B. An application for cannabis product registration shall include:

1. The total tetrahydrocannabinol and total cannabidiol in such cannabis product, based on laboratory testing results for the cannabis product formulation;

2. A product name;

3. A proposed product package; and

4. A proposed product label, which shall not be required to contain an expiration date at the time of application.

C. The Board shall register all cannabis products that meet testing, labeling, and packaging standards after an application for registration is submitted.

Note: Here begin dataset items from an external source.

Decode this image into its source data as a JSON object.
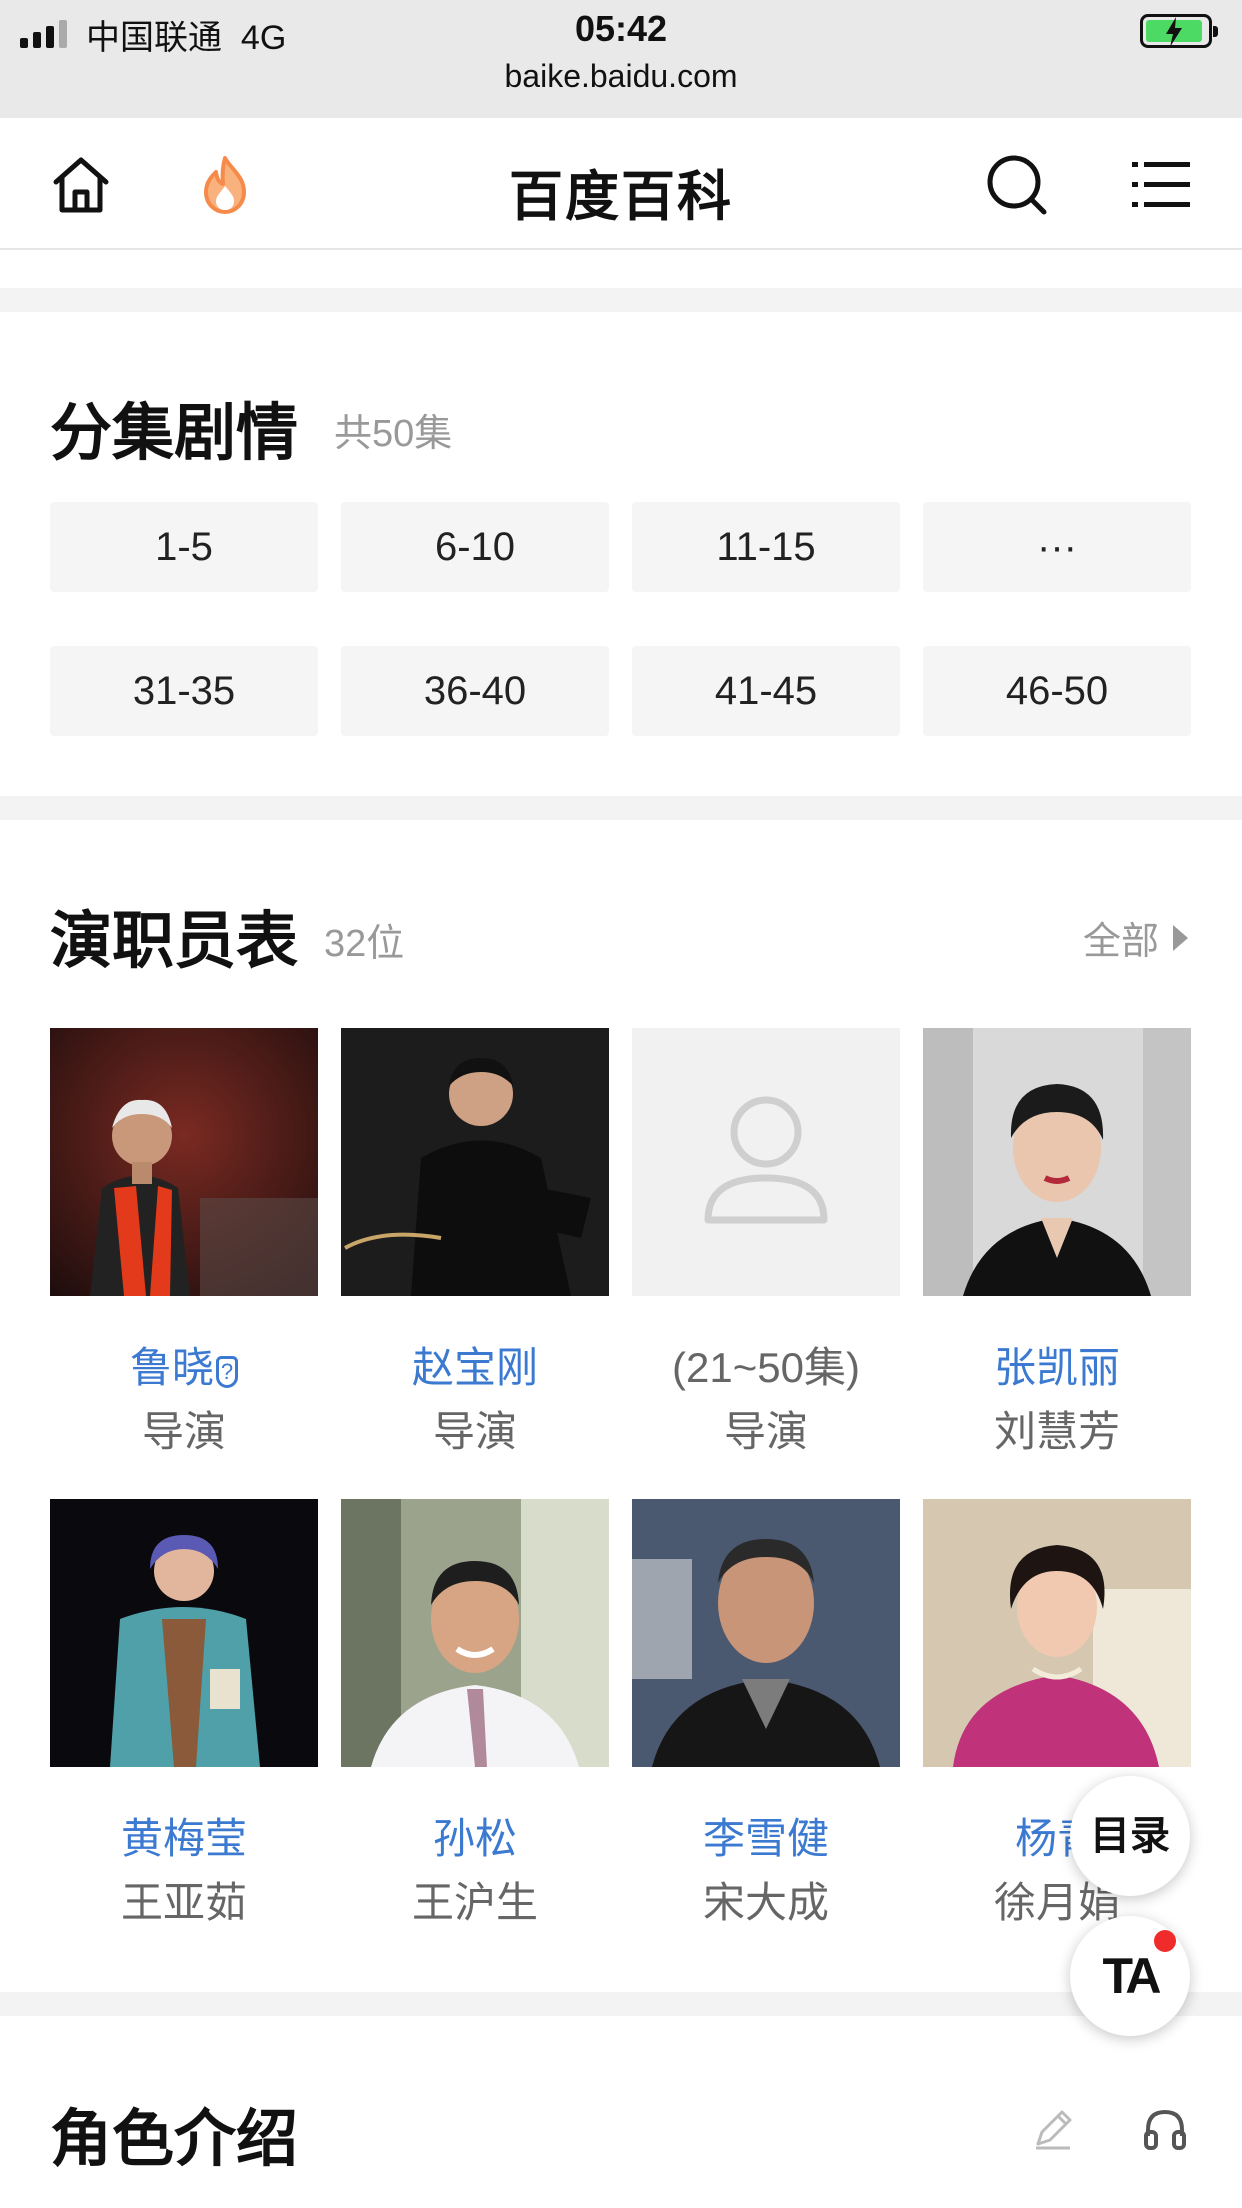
{
  "status_bar": {
    "carrier": "中国联通",
    "network": "4G",
    "time": "05:42",
    "url": "baike.baidu.com"
  },
  "nav": {
    "title": "百度百科",
    "icons": [
      "home-icon",
      "flame-icon",
      "search-icon",
      "menu-icon"
    ],
    "flame_color": "#f58a4a"
  },
  "episodes": {
    "title": "分集剧情",
    "count": "共50集",
    "buttons": [
      "1-5",
      "6-10",
      "11-15",
      "···",
      "31-35",
      "36-40",
      "41-45",
      "46-50"
    ]
  },
  "cast": {
    "title": "演职员表",
    "count": "32位",
    "all_label": "全部",
    "link_color": "#3b7ad0",
    "members": [
      {
        "name": "鲁晓",
        "role": "导演",
        "badge": "?"
      },
      {
        "name": "赵宝刚",
        "role": "导演"
      },
      {
        "name": "(21~50集)",
        "role": "导演"
      },
      {
        "name": "张凯丽",
        "role": "刘慧芳"
      },
      {
        "name": "黄梅莹",
        "role": "王亚茹"
      },
      {
        "name": "孙松",
        "role": "王沪生"
      },
      {
        "name": "李雪健",
        "role": "宋大成"
      },
      {
        "name": "杨青",
        "role": "徐月娟"
      }
    ]
  },
  "roles": {
    "title": "角色介绍"
  },
  "floating": {
    "toc_label": "目录",
    "ta_label": "TA"
  }
}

If the cannabis product fails to meet such standards or the application was deficient, the Board shall notify the applicant of the specific reasons for such failure or deficiency.

D. Within two business days of the Board’s approval or deemed approval, the Board shall enter the cannabis product’s national drug code number into the Prescription Monitoring Program.

E. The following cannabis product deviations from an approved cannabis product registration shall be permitted without any requirement for a new cannabis product registration or notice to the Board:

1. A deviation in the concentration of total tetrahydrocannabinol (THC) or total cannabidiol (CBD) in a cannabis product or dose thereof of up to 15 percent greater than or less than the concentration of total tetrahydrocannabinol or total cannabidiol, either or both, listed in the approved cannabis product registration; however, for a cannabis product with five milligrams or less of total THC or total CBD per dose, the total THC or total CBD concentration shall be within 0.5 milligrams of the single dose total THC or total CBD concentrations approved for that cannabis product;

2. A variation in packaging, provided that the packaging is substantially similar to the approved packaging and otherwise complies with applicable packaging requirements;

3. A deviation in labeling, including a variation made in accordance with § 54.1-3442.7:1, that reflects allowable deviations in total THC or total CBD or that makes a minor text, font, design, or similar modification, provided that the labeling is substantially similar to the approved labeling and otherwise complies with applicable labeling requirements; and

4. Any other insignificant changes.

F. A pharmaceutical processor may submit a request to modify an existing cannabis product registration in the event of a cannabis product deviation that is not set forth in subsection E. Upon receipt, the Board shall respond to such request. The Board may grant or deny the request, propose a reasonable revision, or require the pharmaceutical processor to provide additional information.

2023, cc. 760, 780, § 54.1-3442.7:2.